Burp! Tech Mahindra, AI and the metabolic rate of change
- Summary:
- AI requires organizational metabolism, but does the sector need winding like a new-born baby?
A few years ago, McKinsey developed a framework known as 'organizational metabolism' to assess an organization’s capacity to digest change and adapt to the market.
The idea has recently been extended by consultant Alicia Rule who has been talking about what she calls the metabolic rate of change on LinkedIn. The metaphor is used by her to frame diagnosis of some of the change fatigue organizations are suffering as they adopt AI. Symptoms of AI indigestion include decision fatigue and cognitive overload as initiatives mushroom but are never completed, pilots don’t scale and strategic documents are divorced from daily reality.
But how is technology evolving from a business “enabler” to become the very viscera of the enterprise and its strategy. In the view of Harshul Asnani, Tech Mahindra’s President for Europe, AI is having its coming-of-age moment.Having moved through the hype cycle and overcome human fear, he is confident organisations are now poised to reach value realisation from the technology:
Organizations that are pulling ahead are redefining the way decisions are made and how accountability is distributed – it means a shift in organizational structure. AI requires organizational metabolism. Companies that stop thinking about what AI can do and instead start thinking what are we willing to let go? They will get ahead. Companies need to let go of the old way of functional workflows and old designs.
2026 is a moment of truth – you need a lot of nerve in leadership and should take the bull by the horns by redesigning the processes and the governance. Governance is a big performance metric for trust and regulatory readiness. Think of it less as a compliance overhaul and more as a competitive differentiator. We need leaders with the courage because we are at an inflection point.”
It might be thought that this is easier for smaller start-ups to achieve as opposed to large enterprises. Asnani disagrees, arguing that the largest enterprises will see a more profound impact, but this is less down to organizational size and more about the willingness to make the organizational changes. Examples of very large companies doing it successfully, according to Asnani, are the digital natives: Amazon, Netflix, Tesla and Revolut in UK. He believes they are able to move faster because their strategy is tied to their platforms.
However, he sees traditional companies also modernising to be able to digest AI. They include banks re-building on cloud-native platforms; telcos moving to provide autonomous networks; software defined auto manufacturers striving to make cars safer (such as Mahindra itself in India); as well as retailers using dynamic pricing and understanding customers better. He adds:
The C-Suite needs to look at this more from a business outcome perspective, technology is just available like electricity. We are working on 100 AI programs across the customer base. Of these ten percent have a roadmap with defined use cases; 20% have no clue and are in fear mode, not knowing where to start and may fall by the wayside because of this. We are thinking through use cases with them in non-mission critical areas. Around 70% are in the middle showing a bit of fear and a bit of optimism and are learning from the more advanced players. We are doing more consulting here working with them on first projects in supply chain or customer support.
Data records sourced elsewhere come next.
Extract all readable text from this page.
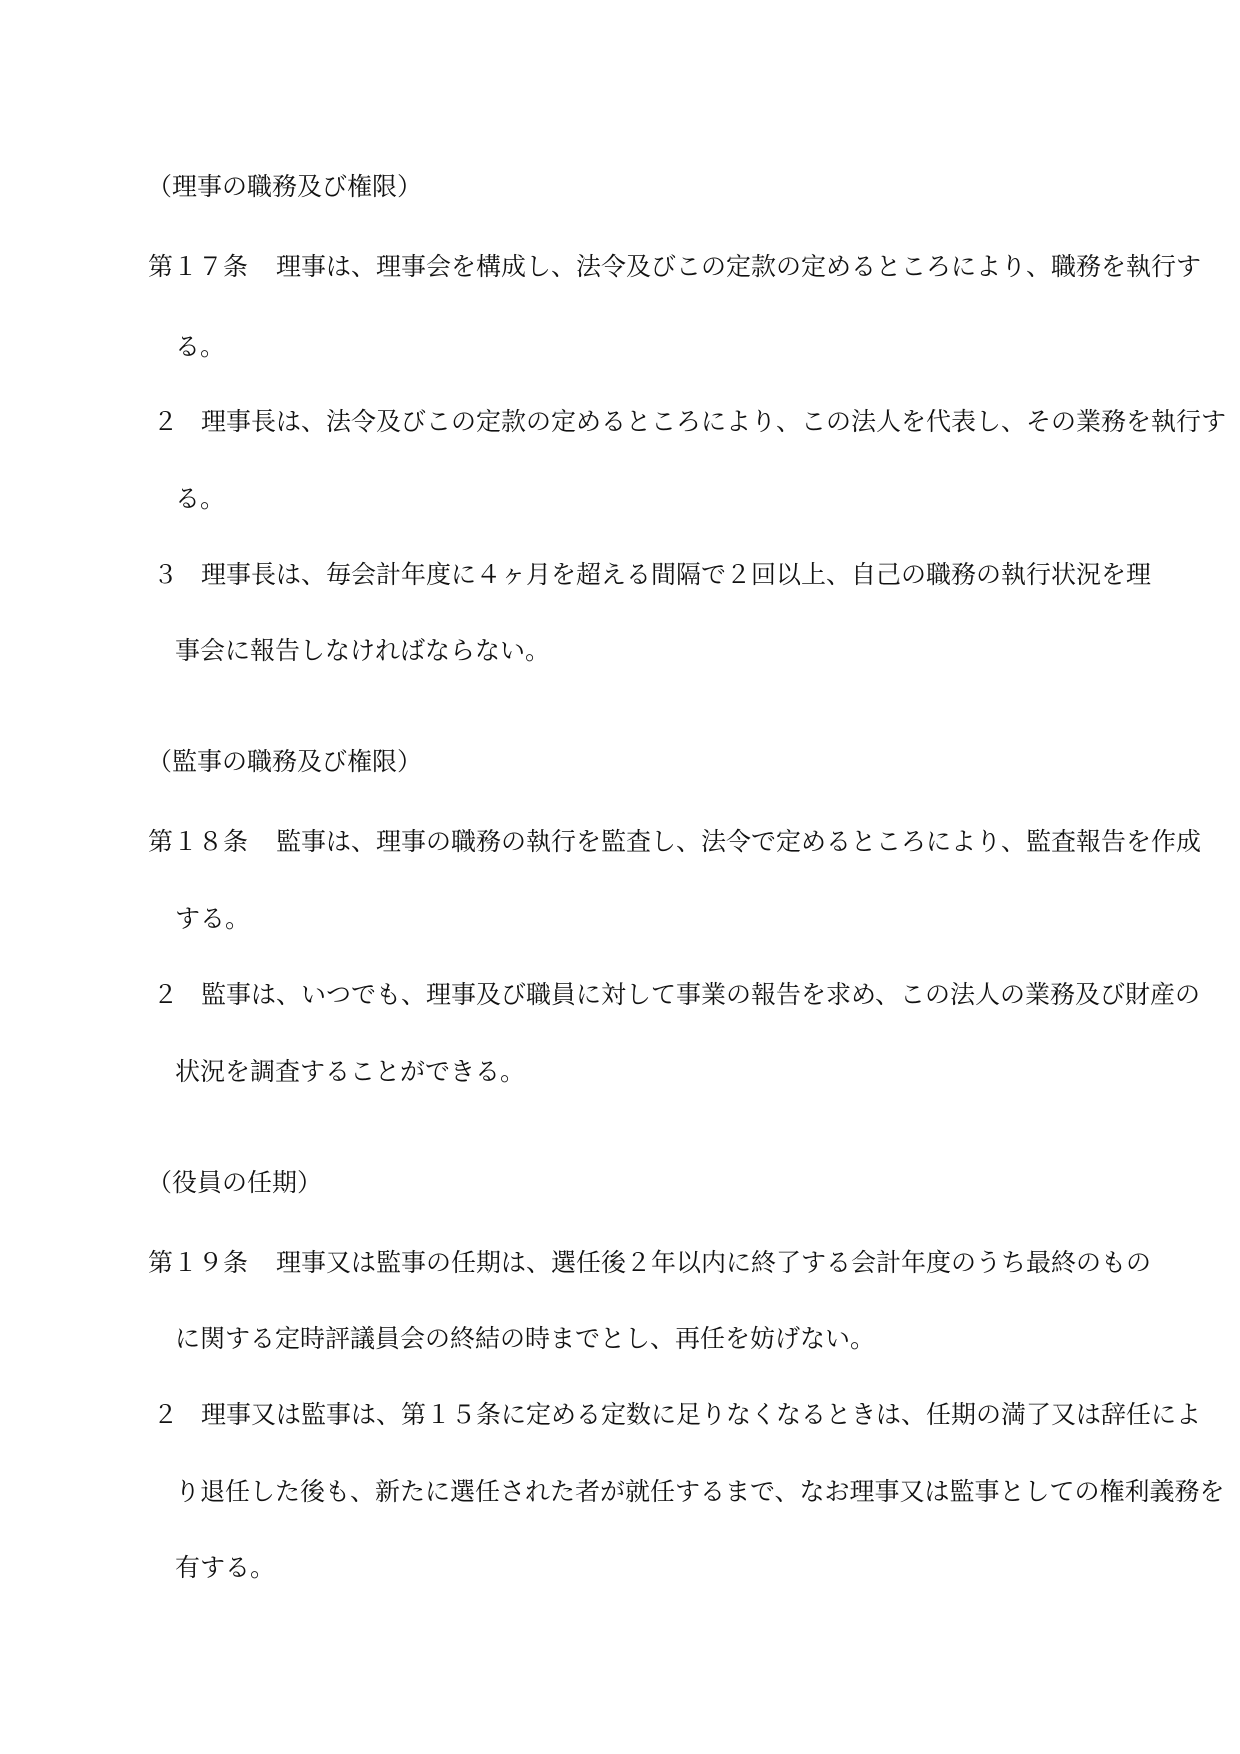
（理事の職務及び権限）
第１７条 理事は、理事会を構成し、法令及びこの定款の定めるところにより、職務を執行す
る。
２ 理事長は、法令及びこの定款の定めるところにより、この法人を代表し、その業務を執行す
る。
３ 理事長は、毎会計年度に４ヶ月を超える間隔で２回以上、自己の職務の執行状況を理
事会に報告しなければならない。
（監事の職務及び権限）
第１８条 監事は、理事の職務の執行を監査し、法令で定めるところにより、監査報告を作成
する。
２ 監事は、いつでも、理事及び職員に対して事業の報告を求め、この法人の業務及び財産の
状況を調査することができる。
（役員の任期）
第１９条 理事又は監事の任期は、選任後２年以内に終了する会計年度のうち最終のもの
に関する定時評議員会の終結の時までとし、再任を妨げない。
２ 理事又は監事は、第１５条に定める定数に足りなくなるときは、任期の満了又は辞任によ
り退任した後も、新たに選任された者が就任するまで、なお理事又は監事としての権利義務を
有する。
Re-coining the SI role for AI
Evidently the system integrator community itself is living through the need to metabolise change, while assisting clients with the same challenge. Asnani observes that:
Tech services companies (SIs) need to pivot to become the backbone of enterprise AI adoption. We need to move from being implementers to orchestrators. We need to re-coin who we are...2025 will be the last financial year where the industry grows in lockstep with the number of people. Revenue will grow but BPO and software development will largely be delivered by agents/digital colleagues.
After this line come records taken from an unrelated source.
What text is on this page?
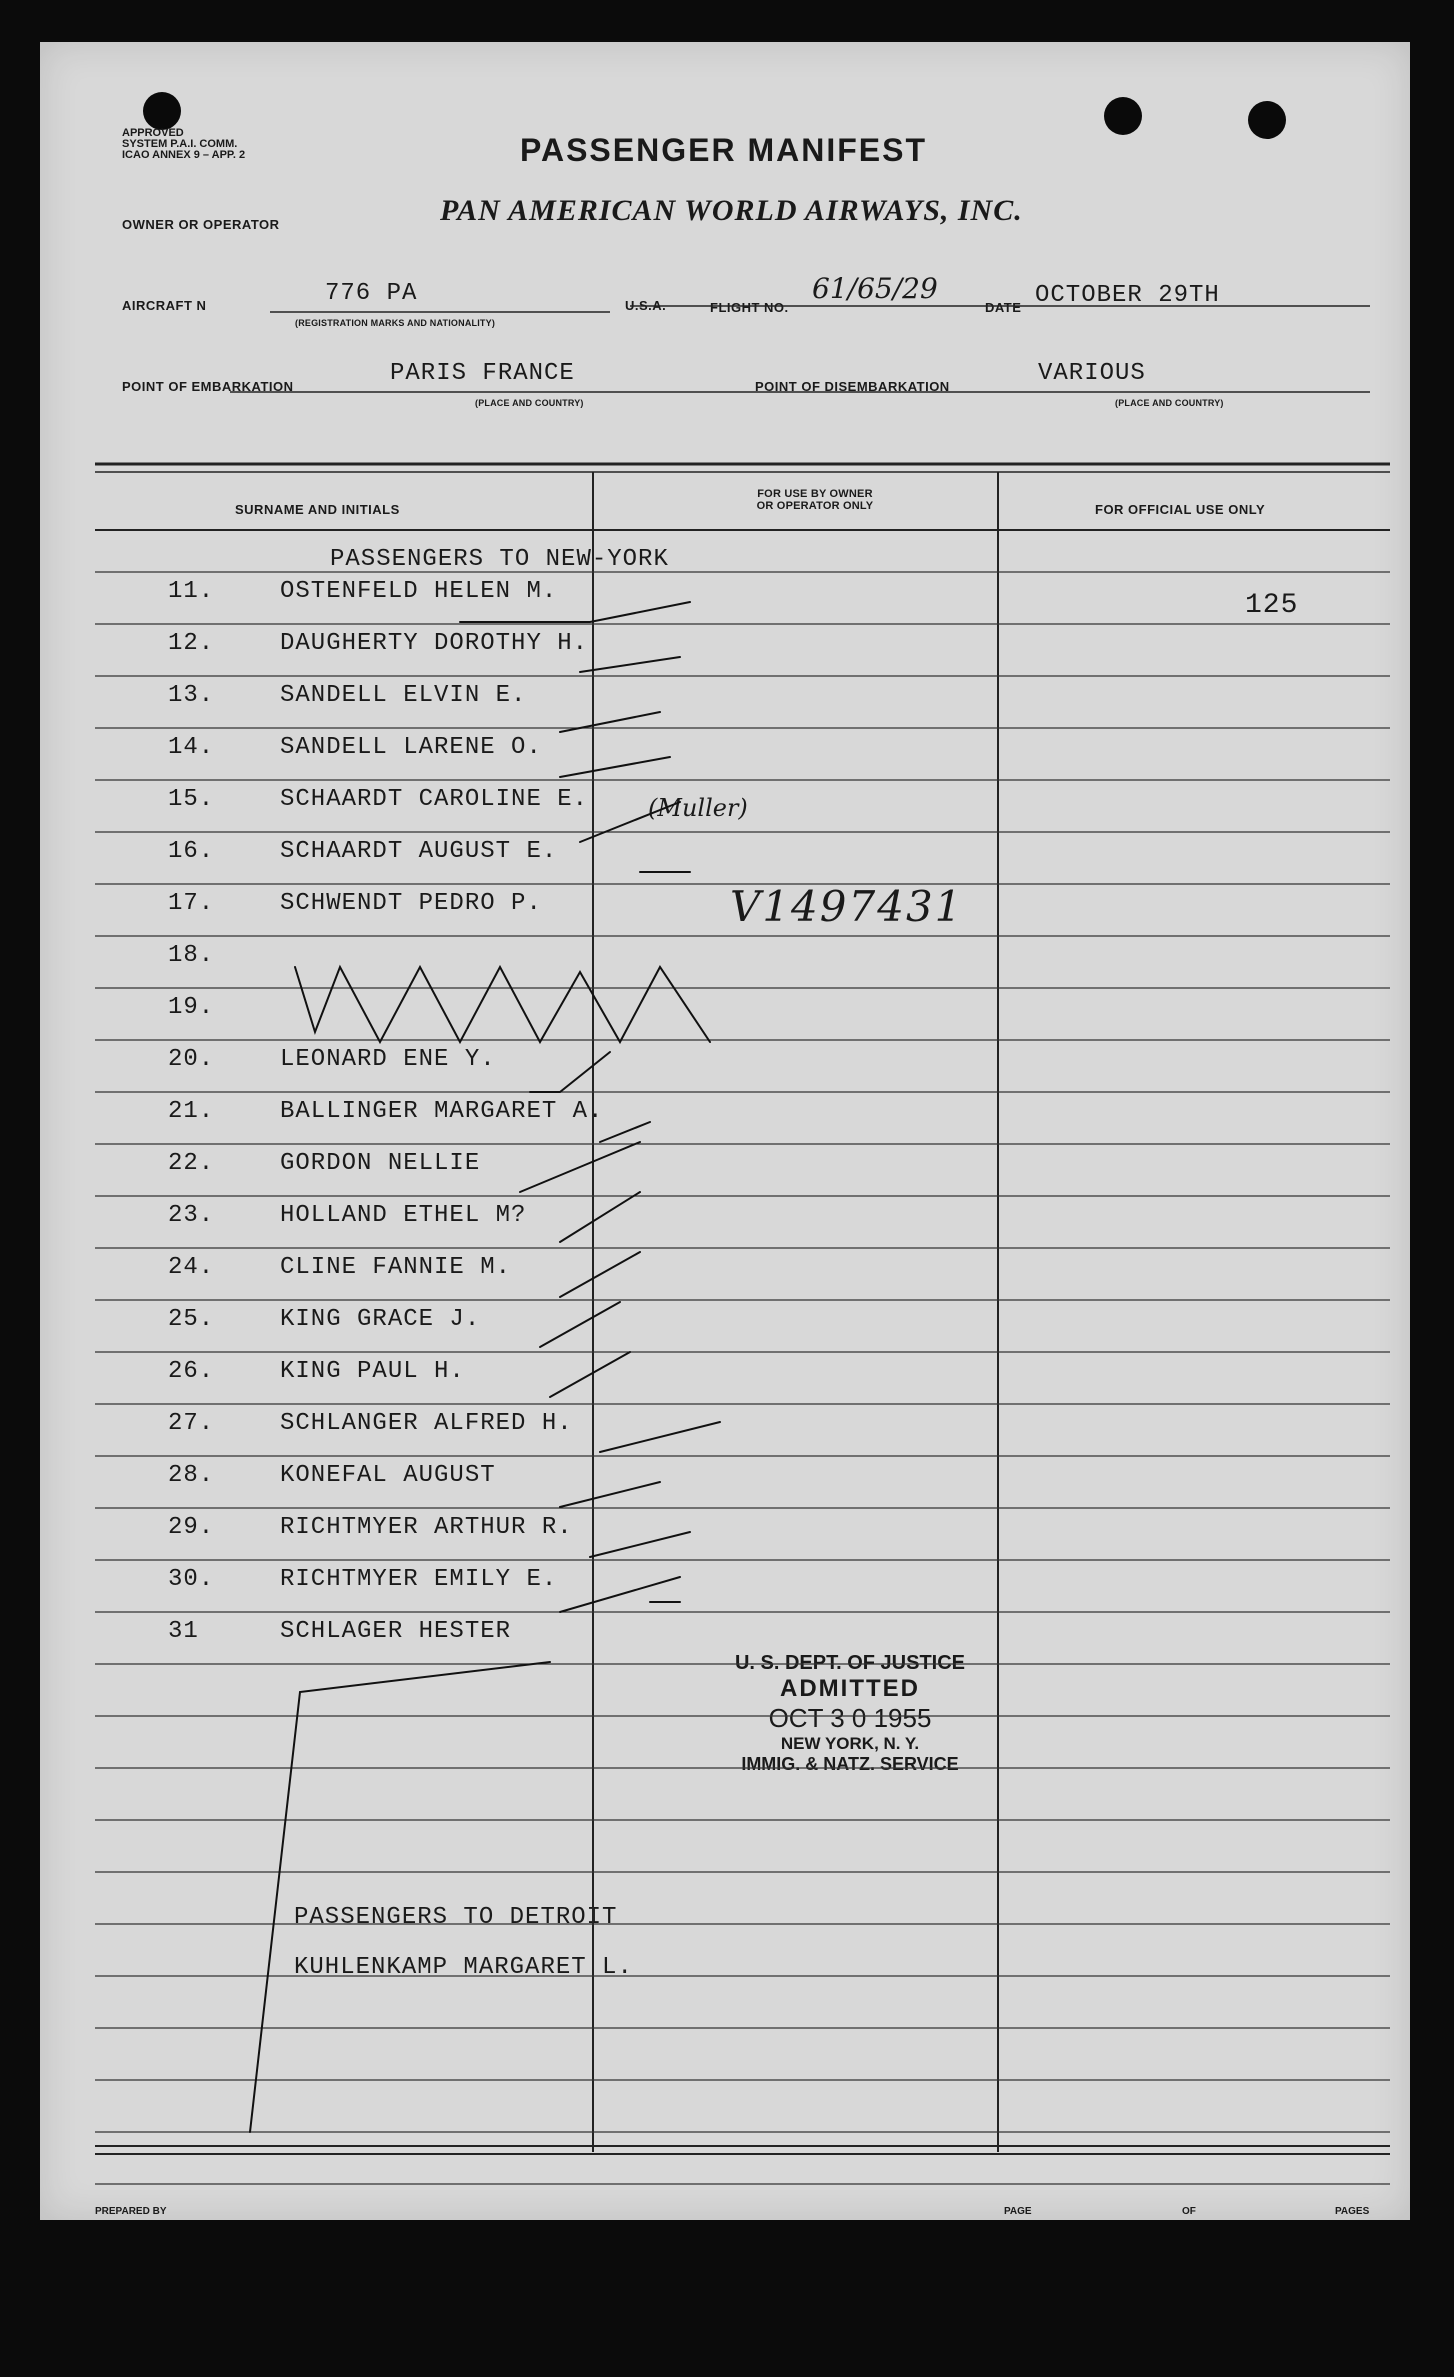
APPROVED
SYSTEM P.A.I. COMM.
ICAO ANNEX 9 – APP. 2	PASSENGER MANIFEST
OWNER OR OPERATOR	PAN AMERICAN WORLD AIRWAYS, INC.
AIRCRAFT N	776 PA
(REGISTRATION MARKS AND NATIONALITY)
U.S.A.	FLIGHT NO.
61/65/29
DATE OCTOBER 29TH
POINT OF EMBARKATION	PARIS FRANCE
(PLACE AND COUNTRY)
POINT OF DISEMBARKATION	VARIOUS
(PLACE AND COUNTRY)
SURNAME AND INITIALS
FOR USE BY OWNER
OR OPERATOR ONLY	FOR OFFICIAL USE ONLY
PASSENGERS TO NEW-YORK
125
11.	OSTENFELD HELEN M.
12.	DAUGHERTY DOROTHY H.
13.	SANDELL ELVIN E.
14.	SANDELL LARENE O.
15.	SCHAARDT CAROLINE E.
16.	SCHAARDT AUGUST E.
17.	SCHWENDT PEDRO P.
18.
19.
20.	LEONARD ENE Y.
21.	BALLINGER MARGARET A.
22.	GORDON NELLIE
23.	HOLLAND ETHEL M?
24.	CLINE FANNIE M.
25.	KING GRACE J.
26.	KING PAUL H.
27.	SCHLANGER ALFRED H.
28.	KONEFAL AUGUST
29.	RICHTMYER ARTHUR R.
30.	RICHTMYER EMILY E.
31	SCHLAGER HESTER
(Muller)
V1497431
U. S. DEPT. OF JUSTICE
ADMITTED
OCT 3 0 1955
NEW YORK, N. Y.
IMMIG. & NATZ. SERVICE
PASSENGERS TO DETROIT
KUHLENKAMP MARGARET L.
PREPARED BY	PAGE	OF	PAGES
Asnani believes that clients are becoming far more receptive to contracts linked to outcomes so that pricing is not tied to transactions but rather to revenue share or gainshare. Tech Mahindra is pioneering some of these models with customers.
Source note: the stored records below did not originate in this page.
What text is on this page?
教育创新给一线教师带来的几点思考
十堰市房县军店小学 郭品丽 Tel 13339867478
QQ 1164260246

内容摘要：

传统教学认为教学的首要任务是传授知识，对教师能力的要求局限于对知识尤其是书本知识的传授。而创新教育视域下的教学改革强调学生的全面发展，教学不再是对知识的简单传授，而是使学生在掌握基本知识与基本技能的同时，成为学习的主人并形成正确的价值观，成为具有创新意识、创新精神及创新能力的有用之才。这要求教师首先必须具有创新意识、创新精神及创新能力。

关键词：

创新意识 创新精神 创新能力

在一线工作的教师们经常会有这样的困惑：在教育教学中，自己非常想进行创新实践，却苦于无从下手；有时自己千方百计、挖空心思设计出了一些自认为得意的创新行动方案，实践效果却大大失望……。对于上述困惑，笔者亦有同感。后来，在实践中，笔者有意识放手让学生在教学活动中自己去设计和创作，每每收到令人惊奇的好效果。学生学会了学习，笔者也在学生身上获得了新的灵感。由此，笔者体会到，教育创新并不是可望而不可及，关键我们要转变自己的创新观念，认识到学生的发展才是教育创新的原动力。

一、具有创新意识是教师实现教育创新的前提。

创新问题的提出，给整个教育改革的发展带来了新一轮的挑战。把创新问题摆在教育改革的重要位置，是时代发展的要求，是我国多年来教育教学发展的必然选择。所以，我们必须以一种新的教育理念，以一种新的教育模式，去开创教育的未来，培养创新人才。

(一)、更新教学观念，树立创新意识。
The contractual shift is required because the nature of the work is changing as SIs are building agents and a new ecosystem of partners for accelerated value creation. Asnani expands:
In the past we did not charge customers for us to train humans, with agents we are charging to build and train them, but once they are fully deployed there is no charge. In this way we are bringing the automation and productivity to bring down the customer’s cost.
SIs need to pivot quickly because the traditional ways of working are going. Once AI is adopted at scale the technology intensity of every company will shift from an average of four percent revenue spend to 15-20% of revenue spend and so we need to follow the money, which requires a mindset change and organizational metabolism.
My take
From the discussions I am having with SIs and consultants, it is clear that these players have a big role to play in helping many enterprises create value from their adoption of AI. They are required to support change management and, with apologies to McKinsey and the straining metabolic metaphor, helping to 'burp' the enterprise struggling with new-born AI indigestion. They are pivoting to become the independent experts bringing together humans and digital agents, rethinking workflows and governance, as well as orchestrating the SaaS agents heading into the enterprise this year and next from all our favored software vendors.